Plaignant
M. Pierre Craig
Mis en cause
Allô Police
[Montréal]
Représentant du mis en cause
M. Georges-André
Parent (directeur, Allô Police [Montréal])
Résumé de la plainte
La manchette «L’hécatombe
de Chapais, c’est lui : Le chômeur de 21 ans voulait essayer son nouveau
briquet», parue dans l’édition du 13 janvier 1980 d’Allô Police, fait de M.
Florian Cantin un coupable avant procès. Le journal néglige de respecter la
présomption d’innocence dont doit bénéficier tout individu considéré comme
témoin ou accusé dans une affaire criminelle.
Griefs du plaignant
Le Conseil de
Presse a terminé l’étude de la plainte de Monsieur Pierre Craig qui dénonçait
la façon dont Allô Police a traité, à la «une» de son édition du 13 janvier
1980, le drame de Chapais.
En publiant en
première page une information dont la véracité n’était pas démontrée au moment
de sa publication, à savoir la responsabilité qui incombait à Monsieur Florent
Cantin dans l’incendie du Club Opémiska de Chapais, Allô Police aurait, selon
Monsieur Craig, commis un accroc grave à l’éthique journalistique en méprisant
la plus élémentaire présomption d’innocence dont doit bénéficier tout individu
considéré comme témoin important ou comme accusé dans une affaire criminelle.
Bien que les
affirmations contenues dans le «cahier spécial» consacré à cette affaire
nuançaient, par l’emploi du conditionnel, celles de la «Une», Monsieur Craig
estimait toutefois que nombreuses furent les personnes qui n’ont pris
connaissance que de cette première page, étalée durant une semaine dans les
kiosques à journaux et qui faisait du prévenu un coupable avant procès. La
«Une» affirmait en effet dans des titres de grandes dimensions accompagnant la
photo en gros plan du prévenu: «L’hécatombe de Chapais, c’est lui. Le chômeur
de 21 ans voulait essayer son nouveau briquet».

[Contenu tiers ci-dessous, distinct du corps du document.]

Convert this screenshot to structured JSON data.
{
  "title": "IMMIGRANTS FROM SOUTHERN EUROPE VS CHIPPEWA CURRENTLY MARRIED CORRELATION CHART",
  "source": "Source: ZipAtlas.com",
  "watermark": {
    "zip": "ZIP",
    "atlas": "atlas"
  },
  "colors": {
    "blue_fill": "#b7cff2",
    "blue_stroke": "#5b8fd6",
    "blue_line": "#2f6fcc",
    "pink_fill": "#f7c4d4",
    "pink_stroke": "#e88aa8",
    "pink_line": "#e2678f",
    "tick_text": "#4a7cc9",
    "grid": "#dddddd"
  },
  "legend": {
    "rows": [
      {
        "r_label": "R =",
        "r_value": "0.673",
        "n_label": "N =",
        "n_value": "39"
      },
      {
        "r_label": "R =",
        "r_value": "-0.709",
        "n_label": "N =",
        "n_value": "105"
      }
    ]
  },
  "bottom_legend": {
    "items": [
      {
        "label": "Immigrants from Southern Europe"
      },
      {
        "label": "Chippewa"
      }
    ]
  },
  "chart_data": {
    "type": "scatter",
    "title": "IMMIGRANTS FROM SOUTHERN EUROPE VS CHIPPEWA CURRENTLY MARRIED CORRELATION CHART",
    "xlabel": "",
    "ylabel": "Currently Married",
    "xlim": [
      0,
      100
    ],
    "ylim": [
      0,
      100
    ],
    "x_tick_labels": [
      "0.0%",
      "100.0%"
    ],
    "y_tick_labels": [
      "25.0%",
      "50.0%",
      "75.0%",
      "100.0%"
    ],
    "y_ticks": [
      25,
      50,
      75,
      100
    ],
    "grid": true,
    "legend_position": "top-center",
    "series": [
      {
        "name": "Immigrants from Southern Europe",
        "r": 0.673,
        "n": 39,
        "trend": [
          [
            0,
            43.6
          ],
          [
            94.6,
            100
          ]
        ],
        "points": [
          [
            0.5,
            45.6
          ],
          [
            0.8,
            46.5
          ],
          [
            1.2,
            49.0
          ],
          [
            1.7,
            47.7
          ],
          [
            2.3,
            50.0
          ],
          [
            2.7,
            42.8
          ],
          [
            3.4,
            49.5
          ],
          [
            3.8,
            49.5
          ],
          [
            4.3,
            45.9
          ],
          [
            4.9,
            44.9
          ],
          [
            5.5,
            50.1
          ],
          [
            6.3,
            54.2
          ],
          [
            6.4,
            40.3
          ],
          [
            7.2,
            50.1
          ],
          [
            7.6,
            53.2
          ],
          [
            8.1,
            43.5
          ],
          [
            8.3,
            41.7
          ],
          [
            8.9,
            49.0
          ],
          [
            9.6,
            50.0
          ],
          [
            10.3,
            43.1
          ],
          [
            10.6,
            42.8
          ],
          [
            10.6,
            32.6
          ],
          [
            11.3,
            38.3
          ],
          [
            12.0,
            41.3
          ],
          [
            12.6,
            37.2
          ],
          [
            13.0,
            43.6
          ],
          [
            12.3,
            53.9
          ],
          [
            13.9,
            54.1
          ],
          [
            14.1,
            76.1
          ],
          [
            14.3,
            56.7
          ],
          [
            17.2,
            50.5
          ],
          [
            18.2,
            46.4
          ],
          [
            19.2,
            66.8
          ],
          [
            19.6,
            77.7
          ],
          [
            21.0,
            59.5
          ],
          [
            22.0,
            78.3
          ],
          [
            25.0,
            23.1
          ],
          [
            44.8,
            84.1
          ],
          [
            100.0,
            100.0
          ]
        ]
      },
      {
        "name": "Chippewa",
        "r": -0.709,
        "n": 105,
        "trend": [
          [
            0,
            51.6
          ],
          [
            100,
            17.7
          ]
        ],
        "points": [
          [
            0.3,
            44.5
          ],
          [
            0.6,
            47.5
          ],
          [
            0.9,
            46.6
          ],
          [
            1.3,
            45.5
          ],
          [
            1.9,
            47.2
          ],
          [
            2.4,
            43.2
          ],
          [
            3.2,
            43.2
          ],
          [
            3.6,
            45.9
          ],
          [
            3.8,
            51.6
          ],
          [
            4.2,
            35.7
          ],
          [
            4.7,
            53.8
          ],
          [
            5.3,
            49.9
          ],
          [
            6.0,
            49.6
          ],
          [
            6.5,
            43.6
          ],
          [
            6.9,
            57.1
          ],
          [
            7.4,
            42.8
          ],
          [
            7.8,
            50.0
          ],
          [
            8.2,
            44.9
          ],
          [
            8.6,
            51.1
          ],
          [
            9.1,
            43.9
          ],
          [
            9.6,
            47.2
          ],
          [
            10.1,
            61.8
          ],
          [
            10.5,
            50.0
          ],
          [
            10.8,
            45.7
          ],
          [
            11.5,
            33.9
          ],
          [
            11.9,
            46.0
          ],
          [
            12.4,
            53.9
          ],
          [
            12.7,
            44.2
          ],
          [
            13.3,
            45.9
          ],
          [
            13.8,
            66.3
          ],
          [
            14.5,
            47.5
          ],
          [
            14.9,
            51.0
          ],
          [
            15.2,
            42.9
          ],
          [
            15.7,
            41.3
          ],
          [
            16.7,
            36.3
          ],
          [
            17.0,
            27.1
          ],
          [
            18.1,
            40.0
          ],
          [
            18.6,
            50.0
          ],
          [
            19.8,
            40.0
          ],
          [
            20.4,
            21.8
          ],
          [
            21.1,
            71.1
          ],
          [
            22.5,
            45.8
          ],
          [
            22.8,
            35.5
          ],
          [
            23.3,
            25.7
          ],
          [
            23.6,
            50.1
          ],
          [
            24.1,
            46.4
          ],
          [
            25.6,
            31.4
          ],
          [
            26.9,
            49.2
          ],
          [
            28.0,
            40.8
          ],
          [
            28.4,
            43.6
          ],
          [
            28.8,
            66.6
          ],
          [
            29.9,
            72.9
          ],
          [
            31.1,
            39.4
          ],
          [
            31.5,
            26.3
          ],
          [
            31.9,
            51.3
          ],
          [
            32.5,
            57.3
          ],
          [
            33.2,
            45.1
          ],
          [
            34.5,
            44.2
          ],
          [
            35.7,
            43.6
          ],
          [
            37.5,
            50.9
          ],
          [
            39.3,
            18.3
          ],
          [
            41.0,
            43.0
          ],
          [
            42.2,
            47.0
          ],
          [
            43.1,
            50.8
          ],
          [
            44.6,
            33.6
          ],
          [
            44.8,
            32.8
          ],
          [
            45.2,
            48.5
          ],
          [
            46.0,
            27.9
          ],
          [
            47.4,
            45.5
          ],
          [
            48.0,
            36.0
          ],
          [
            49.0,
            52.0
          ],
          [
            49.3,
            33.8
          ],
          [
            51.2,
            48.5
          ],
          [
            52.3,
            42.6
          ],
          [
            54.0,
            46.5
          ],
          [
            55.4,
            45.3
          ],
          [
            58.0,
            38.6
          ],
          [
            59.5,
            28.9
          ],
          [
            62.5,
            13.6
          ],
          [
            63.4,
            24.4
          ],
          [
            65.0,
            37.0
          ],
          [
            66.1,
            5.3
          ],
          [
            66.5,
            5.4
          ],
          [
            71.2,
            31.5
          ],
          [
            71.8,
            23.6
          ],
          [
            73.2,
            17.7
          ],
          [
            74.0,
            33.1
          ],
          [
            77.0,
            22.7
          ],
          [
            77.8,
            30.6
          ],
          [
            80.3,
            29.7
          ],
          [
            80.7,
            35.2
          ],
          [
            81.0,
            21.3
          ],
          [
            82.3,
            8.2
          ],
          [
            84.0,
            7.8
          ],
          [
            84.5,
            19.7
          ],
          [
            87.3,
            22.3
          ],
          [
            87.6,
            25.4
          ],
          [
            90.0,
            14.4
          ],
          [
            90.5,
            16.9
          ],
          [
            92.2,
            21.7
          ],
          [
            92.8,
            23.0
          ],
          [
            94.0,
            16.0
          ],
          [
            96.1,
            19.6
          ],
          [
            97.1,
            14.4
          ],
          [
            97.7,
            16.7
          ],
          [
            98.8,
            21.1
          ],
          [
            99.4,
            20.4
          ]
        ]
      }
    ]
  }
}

Commentaires du mis en cause
Vous indiquiez
au Conseil que même si Allô Police, à l’instar de tous les autres médias qui
ont commenté l’événement, souvent avec plus d’emphase, a bel et bien diffusé
une information dont la «véracité n’avait pas encore été démontrée, malgré
l’acte d’accusation, l’enquête du commissaire aux incendies, les rapports de
police et les témoins entendus», la faille encore ne tenait-elle «qu’à l’emploi
du conditionnel au lieu de l’indicatif» dans le titre de la «une». Ce serait,
selon vous, faire injure à l’intelligence d’éventuels jurés que de soutenir que
le fait d’avoir utilisé le présent plutôt que le conditionnel pourrait priver l’accusé
d’une défense pleine et entière, d’autant plus que la couverture de cet
événement avait plutôt, contre toute logique, provoqué dans la population un
sentiment de sympathie à l’endroit du prévenu.
Enfin, loin de
causer préjudice au prévenu, une analyse approfondie de la façon dont votre
journal a traité cet événement démontrait que votre hebdomadaire «a été l’un
des médias les plus circonspects dans cette affaire».
Analyse
Le Conseil est d’avis qu’Allô Police a manqué de rigueur dans les titres de la «une». Les affirmations qui y sont contenues sont effectivement de nature à causer préjudice au prévenu. Il apparaît au Conseil qu’Allô Police a assumé un rôle qui n’est pas le sien en donnant l’apparence de se substituer à l’appareil judiciaire. De cette façon, un organe de presse compromet les chances qu’a un prévenu de jouir d’un procès équitable et impartial. Aussi, le Conseil ne saurait-il trop insister sur la circonspection et la rigueur que doit s’imposer la presse en matière judiciaire en gardant constamment à l’esprit qu’une personne, qu’elle soit suspecte ou accusée d’un crime, est présumée innocente tant que sa culpabilité n’a pas été reconnue par un tribunal compétent. Autrement, la presse s’expose à en faire prématurément un coupable devant l’opinion publique.
Le Conseil est aussi d’avis que la page titre en question vise plus à mousser la curiosité des lecteurs qu’à renseigner adéquatement la population sur les aspects d’intérêt public que revêt le drame de Chapais.
Le Conseil déplore que les organes d’information aient si souvent recours au sensationnalisme pour traiter des drames humains, sans mesurer les lourdes conséquences qui en résultent pour les personnes mises en cause. Une telle pratique a pour résultat de compromettre la qualité de l’information.